[HN Gopher] The Rise of Open Source Time Series Databases
       ___________________________________________________________________
        
       The Rise of Open Source Time Series Databases
        
       Author : valyala
       Score  : 56 points
       Date   : 2024-09-14 12:08 UTC (10 hours ago)
        
 (HTM) web link (victoriametrics.com)
 (TXT) w3m dump (victoriametrics.com)
        
       | baggiponte wrote:
       | Interesting! Too bad it's just about two of them.
        
       | gmuslera wrote:
       | A bit opinionated and partial version of history (graphite was
       | big before Influxdb and Prometheus came out, and the landscape is
       | bigger than what they mentioned) but it might be a good enough
       | starting point to learn about this.
        
       | axytol wrote:
       | I'm using VictoriaMetrics (VM) to store basic weather data, like
       | temperature and humidity. My initial setup was based on
       | Prometheus however it seemed very hard to set a high data
       | retention value, default was something like 15 days if I recall
       | correctly.
       | 
       | Since I would actually like to store all recorded values
       | permanently, I could partially achieve this with VM which let me
       | set a higher threshold, like 100 years. Still not 'forever' as I
       | would have liked, but I guess me and my flimsy weather data setup
       | will have other things than the retention threshold to worry
       | about in 100 years.
       | 
       | Would be nice to learn the reason why an infinite threshold is
       | not allowed.
        
         | starkparker wrote:
         | Usually performance and storage concerns.

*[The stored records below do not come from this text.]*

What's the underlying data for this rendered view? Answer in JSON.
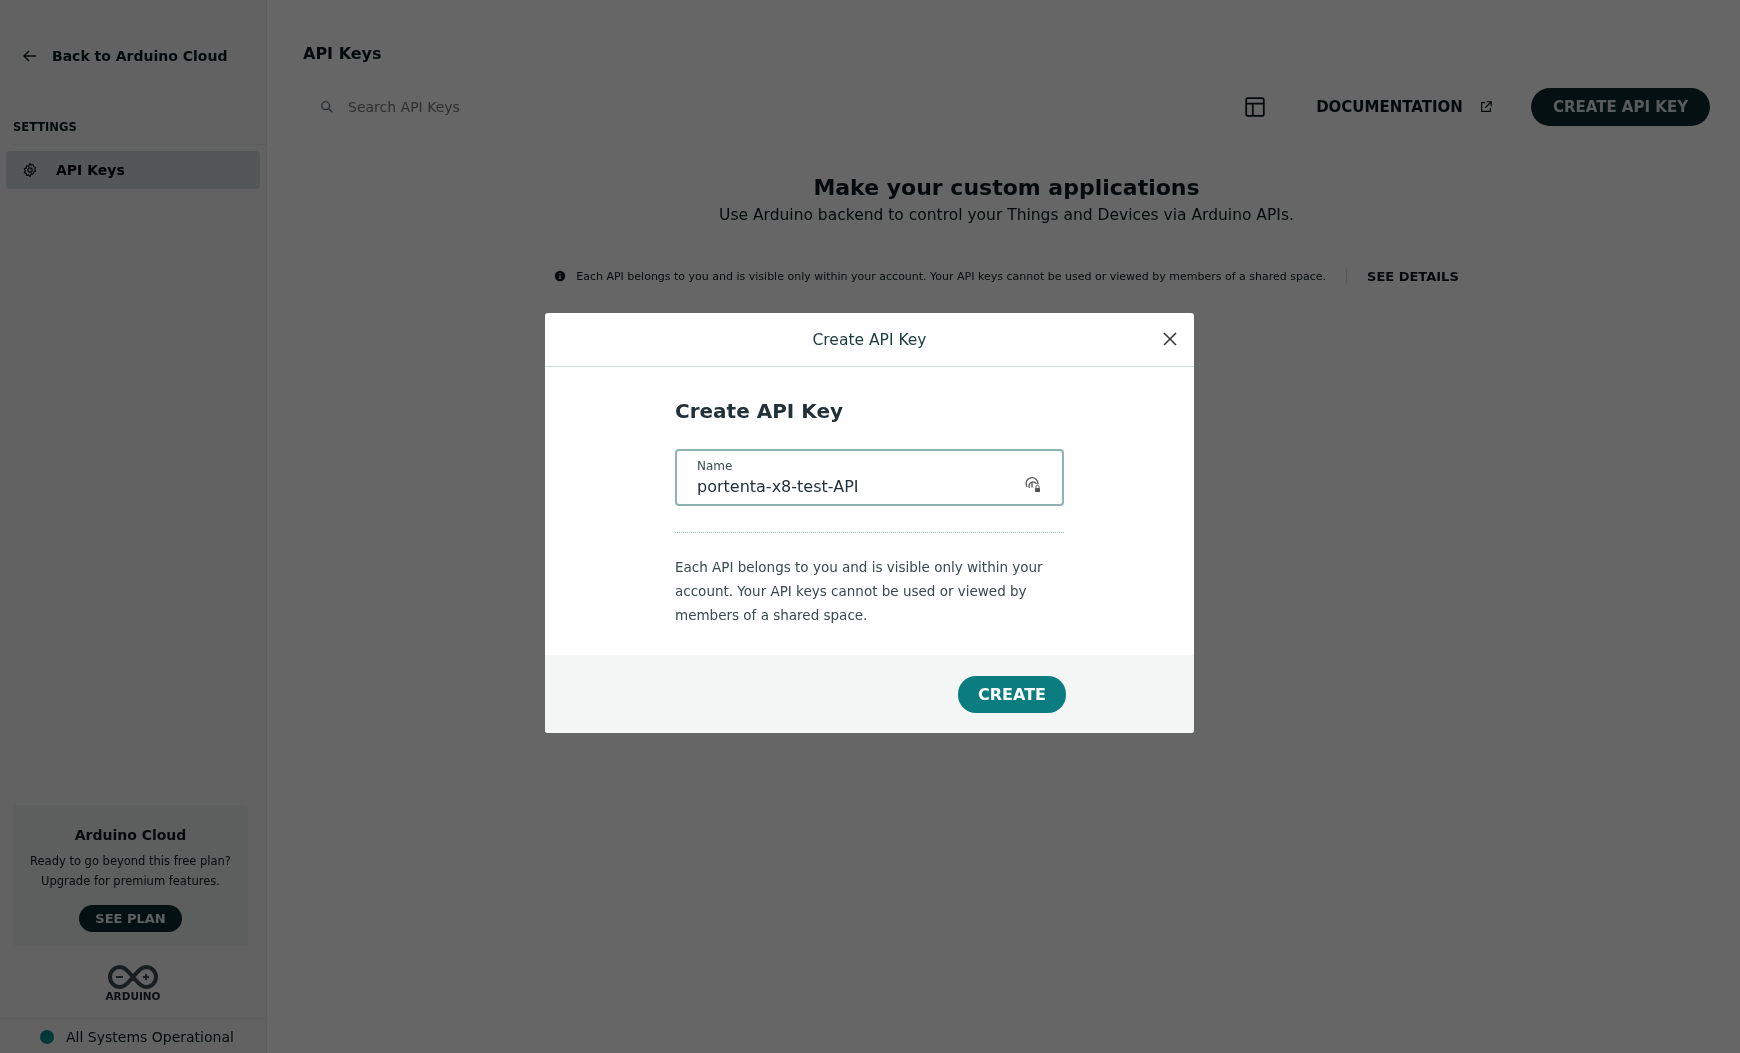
{
  "sidebar": {
    "back_link": "Back to Arduino Cloud",
    "section_label": "SETTINGS",
    "items": [
      {
        "label": "API Keys",
        "selected": true
      }
    ],
    "promo": {
      "title": "Arduino Cloud",
      "lines": [
        "Ready to go beyond this free plan?",
        "Upgrade for premium features."
      ],
      "button": "SEE PLAN"
    },
    "logo_text": "ARDUINO",
    "status": "All Systems Operational"
  },
  "page": {
    "title": "API Keys",
    "search": {
      "placeholder": "Search API Keys"
    },
    "documentation_link": "DOCUMENTATION",
    "create_button": "CREATE API KEY",
    "heading": "Make your custom applications",
    "subheading": "Use Arduino backend to control your Things and Devices via Arduino APIs.",
    "info": "Each API belongs to you and is visible only within your account. Your API keys cannot be used or viewed by members of a shared space.",
    "info_link": "SEE DETAILS"
  },
  "dialog": {
    "title": "Create API Key",
    "heading": "Create API Key",
    "field": {
      "label": "Name",
      "value": "portenta-x8-test-API"
    },
    "text": "Each API belongs to you and is visible only within your account. Your API keys cannot be used or viewed by members of a shared space.",
    "button": "CREATE"
  }
}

You can set
         | effectively infinite retention on Prometheus, but after a long
         | enough period you're going to like querying it even less.
         | 
         | Most TSDBs aren't built for use cases like "query hourly/daily
         | data over many years". Many use cases aren't looking further
         | than 30 days because they're focused on things like app or
         | device uptime and performance metrics, and if they are running
         | on longer time frames they're recording (or keeping, or
         | consolidating data to) far fewer data points to keep
         | performance usable.
        
         | atombender wrote:
         | Mimir [1] is what we use where I work. We are very happy with
         | it, and we have very long retention. Previously, our Prometheus
         | setup was extremely slow if you went past today, but Mimir
         | partitions the data to make it extremely fast to query even
         | long time periods. We also used Thanos for a while, but Mimir
         | apparently worked better.
         | 
         | [1] https://grafana.com/oss/mimir/
        
           | PeterZaitsev wrote:
           | Yeah. Would be interested to see how VictoriaMetrics compares
           | to Mimir, not just Prometheus.
           | 
           | To be fair many projects in Prometheus "long term store"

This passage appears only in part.